Parking enforcement officers who shed light on the practice in The Chronicle on Thursday alleged that the policy of not ticketing cars in the two Oakland hills neighborhoods led to fines being leveled disproportionately against poor, black and Latino people in the flatlands.
What gets me is that someone-- say, a city administrator-- (a) thought it was a good idea, and (b) thought they could get away with it based on spurious comments at an Oakland city council meeting.
Matthai Kuruvila, Chronicle Staff Writer
Friday, February 26, 2010
Oakland officials said Thursday they have stopped the unequal practice of issuing tickets for certain violations in some neighborhoods while issuing courtesy notices in others.
City Administrator Dan Lindheim said that people who were cited for the violations in question during a four-month period from July 24 to Nov. 12 - when the city says the practice ended - may be able to get their tickets voided on a case-by-case basis.

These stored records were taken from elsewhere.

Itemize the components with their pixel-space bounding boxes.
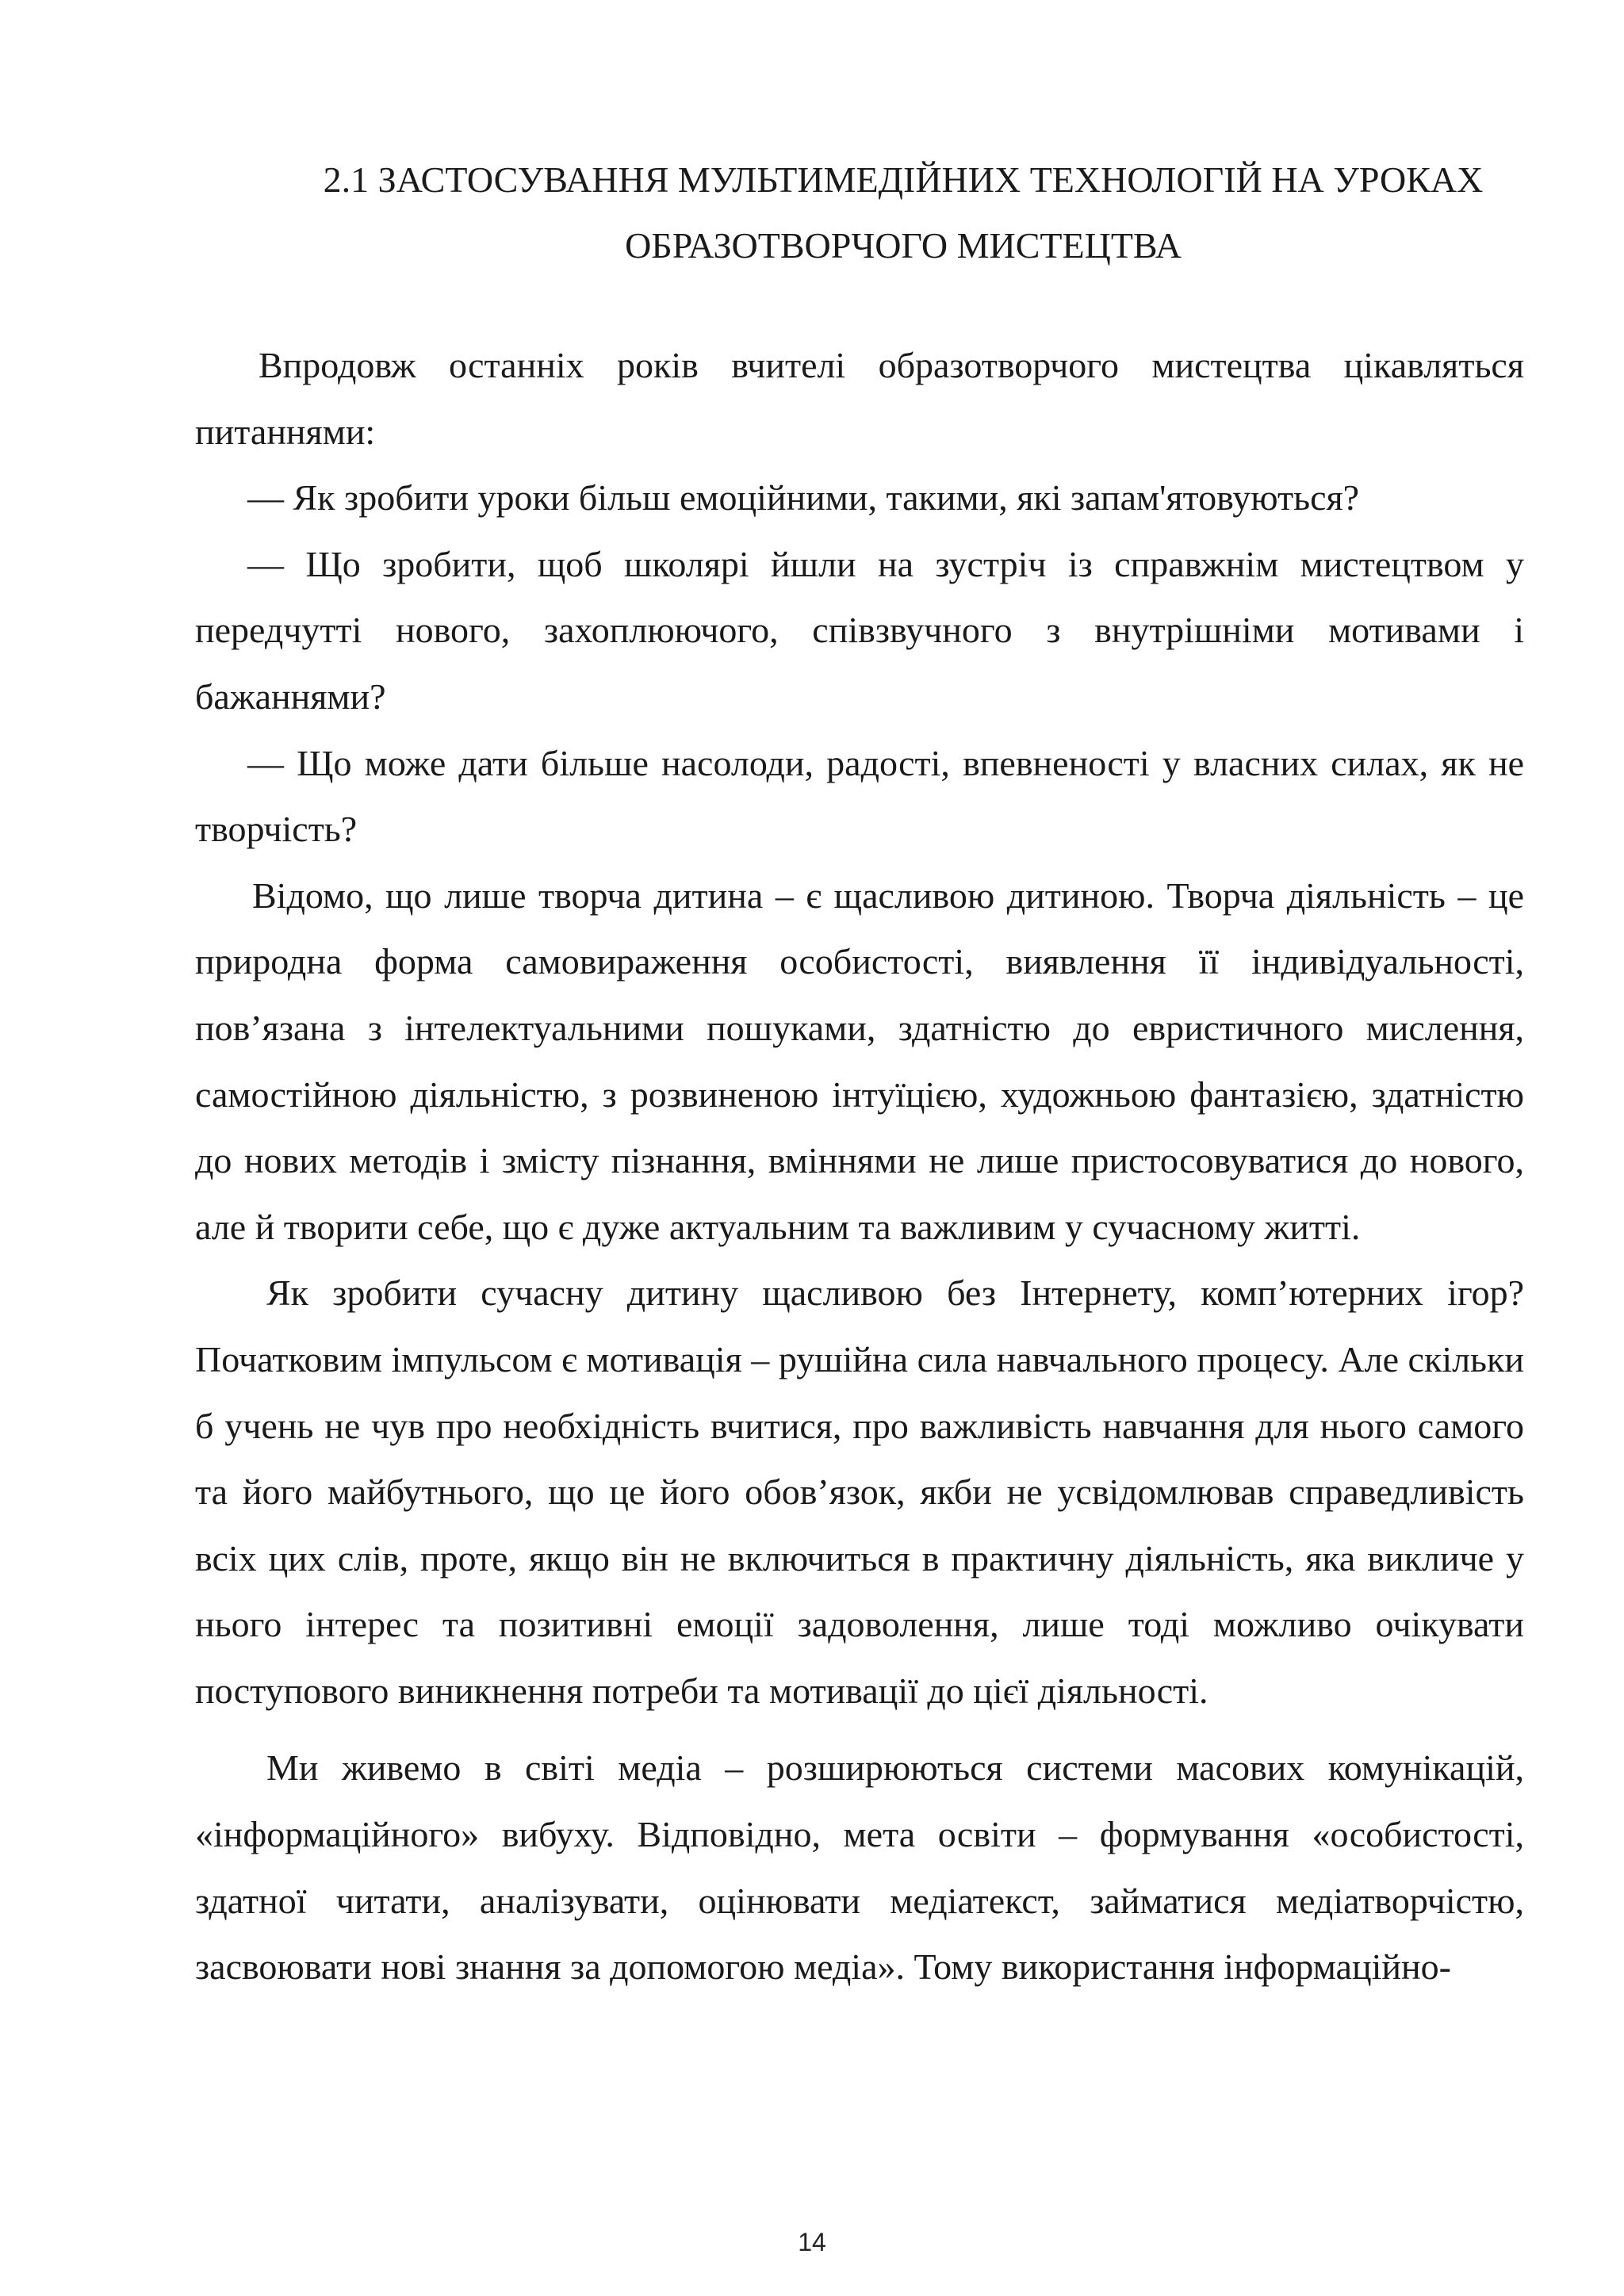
section-heading [195,147,1524,278]
paragraph-motivation: Як зробити сучасну дитину щасливою без Інтернету, комп’ютерних ігор? Початковим імпульсом є мотивація – рушійна сила навчального процесу. Але скільки б учень не чув про необхідність вчитися, про важливість навчання для нього самого та його майбутнього, що це його обов’язок, якби не усвідомлював справедливість всіх цих слів, проте, якщо він не включиться в практичну діяльність, яка викличе у нього інтерес та позитивні емоції задоволення, лише тоді можливо очікувати поступового виникнення потреби та мотивації до цієї діяльності. [195,1272,1524,1711]
paragraph-intro: Впродовж останніх років вчителі образотворчого мистецтва цікавляться питаннями: [195,345,1524,452]
paragraph-creativity: Відомо, що лише творча дитина – є щасливою дитиною. Творча діяльність – це природна форма самовираження особистості, виявлення її індивідуальності, пов’язана з інтелектуальними пошуками, здатністю до евристичного мислення, самостійною діяльністю, з розвиненою інтуїцією, художньою фантазією, здатністю до нових методів і змісту пізнання, вміннями не лише пристосовуватися до нового, але й творити себе, що є дуже актуальним та важливим у сучасному житті. [195,874,1524,1247]
paragraph-question-2: — Що зробити, щоб школярі йшли на зустріч із справжнім мистецтвом у передчутті нового, захоплюючого, співзвучного з внутрішніми мотивами і бажаннями? [195,543,1524,717]
heading-line-2: ОБРАЗОТВОРЧОГО МИСТЕЦТВА [625,225,1182,266]
document-page [195,147,1524,2000]
paragraph-question-1: — Як зробити уроки більш емоційними, такими, які запам'ятовуються? [247,477,1360,519]
page-number: 14 [798,2228,826,2256]
paragraph-media: Ми живемо в світі медіа – розширюються системи масових комунікацій, «інформаційного» вибуху. Відповідно, мета освіти – формування «особистості, здатної читати, аналізувати, оцінювати медіатекст, займатися медіатворчістю, засвоювати нові знання за допомогою медіа». Тому використання інформаційно- [195,1747,1524,1988]
heading-line-1: 2.1 ЗАСТОСУВАННЯ МУЛЬТИМЕДІЙНИХ ТЕХНОЛОГІЙ НА УРОКАХ [323,159,1484,200]
paragraph-question-3: — Що може дати більше насолоди, радості, впевненості у власних силах, як не творчість? [195,742,1524,850]
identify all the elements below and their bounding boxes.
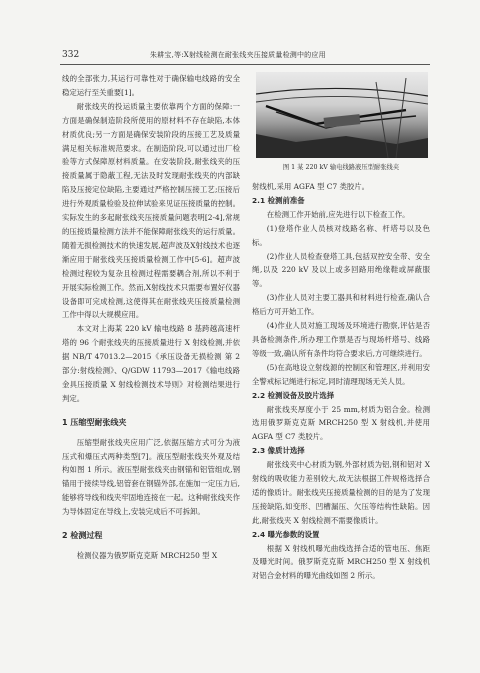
subsection-heading: 2.1 检测前准备 xyxy=(252,195,305,205)
photo-illustration xyxy=(256,72,428,158)
header-rule xyxy=(60,64,430,65)
paragraph: 在检测工作开始前,应先进行以下检查工作。 xyxy=(266,209,410,219)
subsection-heading: 2.3 像质计选择 xyxy=(252,446,305,456)
paragraph: 耐张线夹的投运质量主要依靠两个方面的保障:一方面是确保制造阶段所使用的原材料不存在缺陷,本体材质优良;另一方面是确保安装阶段的压接工艺及质量满足相关标准规范要求。在制造阶段,可以通过出厂检验等方式保障原材料质量。在安装阶段,耐张线夹的压接质量属于隐蔽工程,无法及时发现耐张线夹的内部缺陷及压接定位缺陷,主要通过严格控制压接工艺;压接后进行外观质量检验及拉伸试验来见证压接质量的控制。实际发生的多起耐张线夹压接质量问题表明[2-4],常规的压接质量检测方法并不能保障耐张线夹的运行质量。随着无损检测技术的快速发展,超声波及X射线技术也逐渐应用于耐张线夹压接质量检测工作中[5-6]。超声波检测过程较为复杂且检测过程需要耦合剂,所以不利于开展实际检测工作。然而,X射线技术只需要布置好仪器设备即可完成检测,这使得其在耐张线夹压接质量检测工作中得以大规模应用。 xyxy=(62,101,240,320)
running-title: 朱耕宝,等:X射线检测在耐张线夹压接质量检测中的应用 xyxy=(150,51,326,59)
section-heading: 2 检测过程 xyxy=(62,531,103,541)
subsection-heading: 2.2 检测设备及胶片选择 xyxy=(252,390,335,400)
section-heading: 1 压缩型耐张线夹 xyxy=(62,417,127,427)
page-header xyxy=(0,0,480,64)
figure-photo-tension-clamp xyxy=(256,72,428,158)
paragraph: 线的全部张力,其运行可靠性对于确保输电线路的安全稳定运行至关重要[1]。 xyxy=(62,74,240,97)
list-item: (5)在高地设立射线源的控制区和管理区,并利用安全警戒标记绳进行标定,同时清理现场无关人员。 xyxy=(252,362,430,386)
paragraph: 根据 X 射线机曝光曲线选择合适的管电压、焦距及曝光时间。俄罗斯克克斯 MRCH250 型 X 射线机对铝合金材料的曝光曲线如图 2 所示。 xyxy=(252,543,430,581)
page-number: 332 xyxy=(62,50,80,60)
paragraph: 本文对上海某 220 kV 输电线路 8 基跨越高速杆塔的 96 个耐张线夹的压接质量进行 X 射线检测,并依据 NB/T 47013.2—2015《承压设备无损检测 第 2 部分:射线检测》、Q/GDW 11793—2017《输电线路金具压接质量 X 射线检测技术导则》对检测结果进行判定。 xyxy=(62,324,240,403)
paragraph: 检测仪器为俄罗斯克克斯 MRCH250 型 X xyxy=(76,551,218,560)
paragraph: 射线机,采用 AGFA 型 C7 类胶片。 xyxy=(252,182,370,191)
paragraph: 压缩型耐张线夹应用广泛,依据压缩方式可分为液压式和爆压式两种类型[7]。液压型耐张线夹外观及结构如图 1 所示。液压型耐张线夹由钢锚和铝管组成,钢锚用于接续导线,铝管套在钢锚外部,在施加一定压力后,能够将导线和线夹牢固地连接在一起。这种耐张线夹作为导体固定在导线上,安装完成后不可拆卸。 xyxy=(62,437,240,517)
list-item: (4)作业人员对施工现场及环境进行勘察,评估是否具备检测条件,所办理工作票是否与现场杆塔号、线路等级一致,确认所有条件均符合要求后,方可继续进行。 xyxy=(252,321,430,358)
paragraph: 耐张线夹中心材质为钢,外部材质为铝,钢和铝对 X 射线的吸收能力差别较大,故无法根据工件规格选择合适的像质计。耐张线夹压接质量检测的目的是为了发现压接缺陷,如变形、凹槽漏压、欠压等结构性缺陷。因此,耐张线夹 X 射线检测不需要像质计。 xyxy=(252,460,430,525)
right-column xyxy=(252,180,430,583)
list-item: (2)作业人员检查登塔工具,包括双控安全带、安全绳,以及 220 kV 及以上或多回路用绝缘鞋或屏蔽服等。 xyxy=(252,251,430,289)
left-column xyxy=(62,72,240,563)
figure-caption: 图 1 某 220 kV 输电线路液压型耐张线夹 xyxy=(282,164,400,171)
list-item: (3)作业人员对主要工器具和材料进行检查,确认合格后方可开始工作。 xyxy=(252,293,430,317)
paragraph: 耐张线夹厚度小于 25 mm,材质为铝合金。检测选用俄罗斯克克斯 MRCH250 型 X 射线机,并使用 AGFA 型 C7 类胶片。 xyxy=(252,404,430,442)
subsection-heading: 2.4 曝光参数的设置 xyxy=(252,529,320,539)
list-item: (1)登塔作业人员核对线路名称、杆塔号以及色标。 xyxy=(252,223,430,247)
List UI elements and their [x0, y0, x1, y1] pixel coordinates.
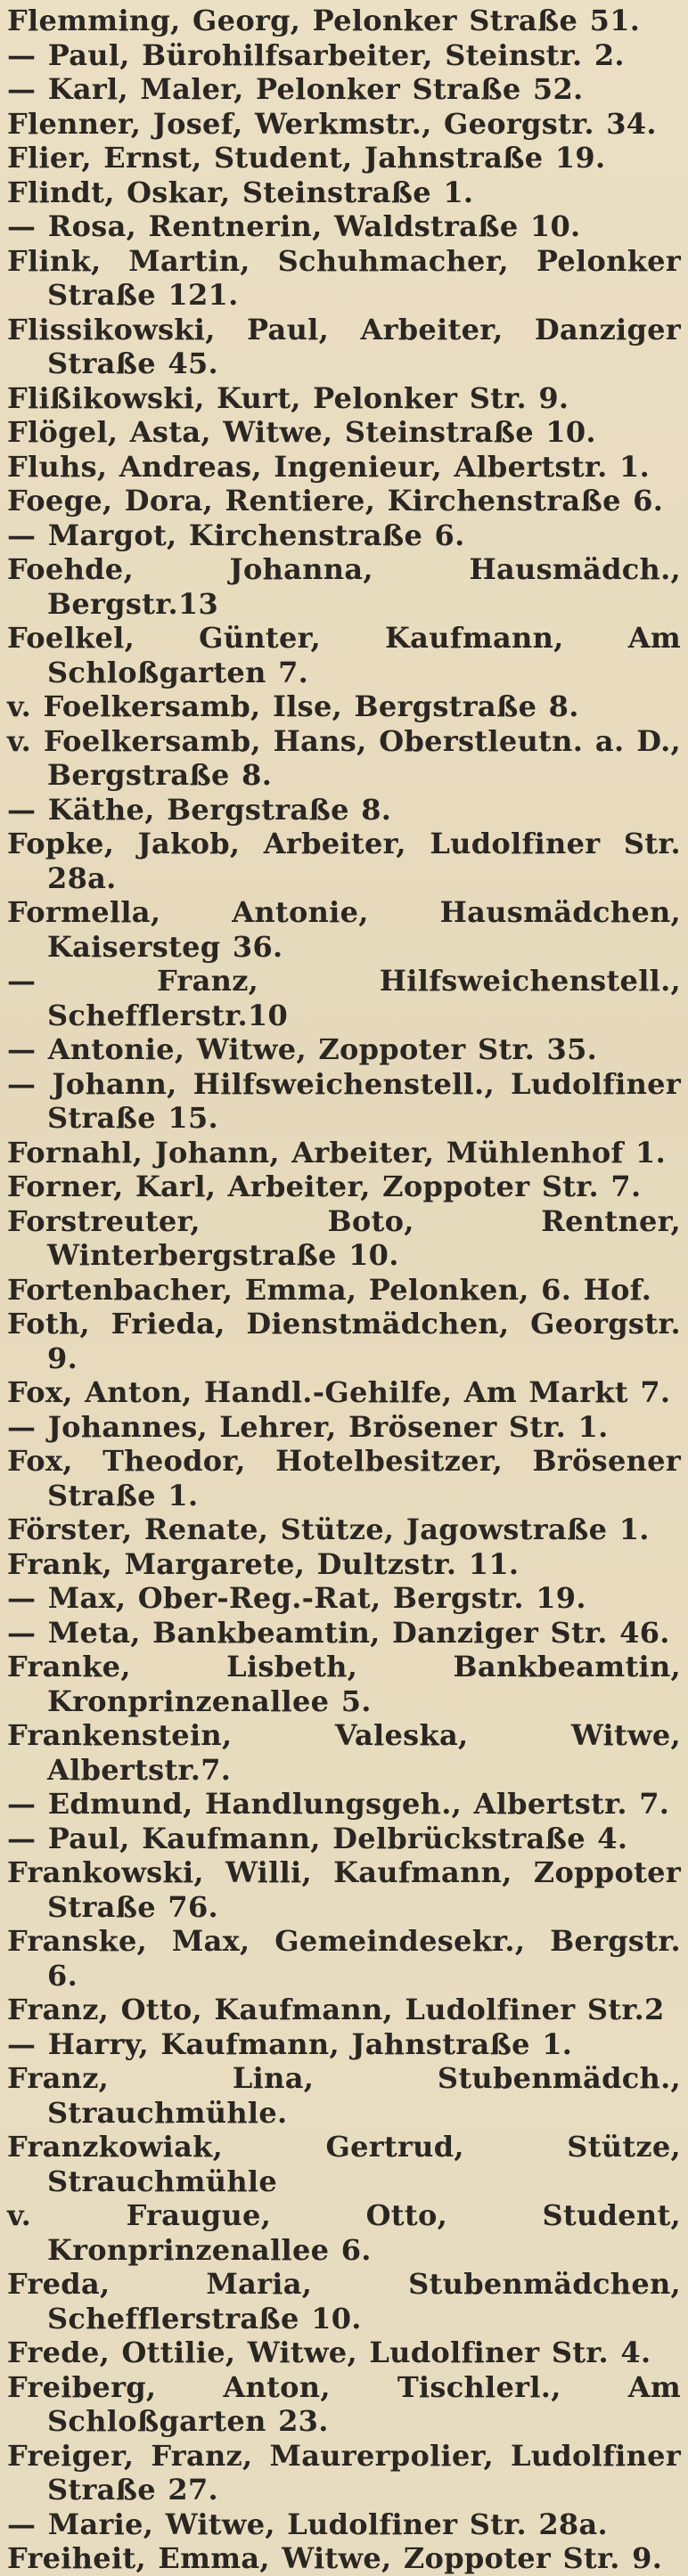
entry: — Paul, Bürohilfsarbeiter, Steinstr. 2.: [7, 37, 625, 72]
entry: — Karl, Maler, Pelonker Straße 52.: [7, 72, 584, 106]
entry: Foth, Frieda, Dienstmädchen, Georgstr. 9.: [7, 1307, 681, 1375]
entry: — Max, Ober-Reg.-Rat, Bergstr. 19.: [7, 1581, 586, 1615]
entry: Foelkel, Günter, Kaufmann, Am Schloßgarten 7.: [7, 621, 681, 689]
entry: Flenner, Josef, Werkmstr., Georgstr. 34.: [7, 106, 657, 141]
entry: — Marie, Witwe, Ludolfiner Str. 28a.: [7, 2507, 608, 2541]
entry: Frankowski, Willi, Kaufmann, Zoppoter Straße 76.: [7, 1855, 681, 1924]
entry: — Margot, Kirchenstraße 6.: [7, 518, 465, 552]
address-entries: [7, 4, 681, 2576]
entry: v. Fraugue, Otto, Student, Kronprinzenallee 6.: [7, 2198, 681, 2267]
entry: Freiger, Franz, Maurerpolier, Ludolfiner Straße 27.: [7, 2438, 681, 2507]
entry: — Edmund, Handlungsgeh., Albertstr. 7.: [7, 1787, 670, 1821]
entry: Flissikowski, Paul, Arbeiter, Danziger Straße 45.: [7, 312, 681, 380]
entry: — Harry, Kaufmann, Jahnstraße 1.: [7, 2026, 573, 2061]
entry: Flindt, Oskar, Steinstraße 1.: [7, 175, 474, 209]
entry: Fox, Theodor, Hotelbesitzer, Brösener Straße 1.: [7, 1444, 681, 1512]
entry: Franzkowiak, Gertrud, Stütze, Strauchmühle: [7, 2130, 681, 2198]
entry: — Rosa, Rentnerin, Waldstraße 10.: [7, 209, 581, 243]
entry: — Käthe, Bergstraße 8.: [7, 792, 392, 827]
entry: — Meta, Bankbeamtin, Danziger Str. 46.: [7, 1615, 670, 1650]
entry: — Johannes, Lehrer, Brösener Str. 1.: [7, 1409, 609, 1444]
entry: — Franz, Hilfsweichenstell., Schefflerstr.10: [7, 964, 681, 1032]
entry: Forner, Karl, Arbeiter, Zoppoter Str. 7.: [7, 1170, 642, 1203]
entry: Fortenbacher, Emma, Pelonken, 6. Hof.: [7, 1272, 652, 1307]
entry: Flink, Martin, Schuhmacher, Pelonker Straße 121.: [7, 243, 681, 312]
entry: Foege, Dora, Rentiere, Kirchenstraße 6.: [7, 484, 664, 518]
entry: Foehde, Johanna, Hausmädch., Bergstr.13: [7, 552, 681, 621]
entry: Flögel, Asta, Witwe, Steinstraße 10.: [7, 415, 596, 449]
entry: Fox, Anton, Handl.-Gehilfe, Am Markt 7.: [7, 1375, 671, 1409]
entry: Fornahl, Johann, Arbeiter, Mühlenhof 1.: [7, 1135, 667, 1170]
entry: Fluhs, Andreas, Ingenieur, Albertstr. 1.: [7, 449, 651, 484]
entry: Frankenstein, Valeska, Witwe, Albertstr.7.: [7, 1718, 681, 1787]
entry: — Paul, Kaufmann, Delbrückstraße 4.: [7, 1821, 628, 1855]
entry: Fopke, Jakob, Arbeiter, Ludolfiner Str. 28a.: [7, 827, 681, 895]
entry: — Johann, Hilfsweichenstell., Ludolfiner Straße 15.: [7, 1066, 681, 1135]
entry: Formella, Antonie, Hausmädchen, Kaisersteg 36.: [7, 895, 681, 964]
entry: v. Foelkersamb, Hans, Oberstleutn. a. D., Bergstraße 8.: [7, 723, 681, 792]
entry: Flier, Ernst, Student, Jahnstraße 19.: [7, 141, 606, 175]
entry: v. Foelkersamb, Ilse, Bergstraße 8.: [7, 689, 579, 723]
entry: Franz, Otto, Kaufmann, Ludolfiner Str.2: [7, 1993, 665, 2026]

The announcements came in response to an article in The Chronicle on Thursday, which exposed an internal city memorandum that directed parking officers to issue tickets to cars parked in the wrong direction or on sidewalks anywhere in the city except for two wealthy neighborhoods - Montclair and Broadway Terrace. Cars in those neighborhoods were not tagged but instead received courtesy notices when they violated either of two parking laws.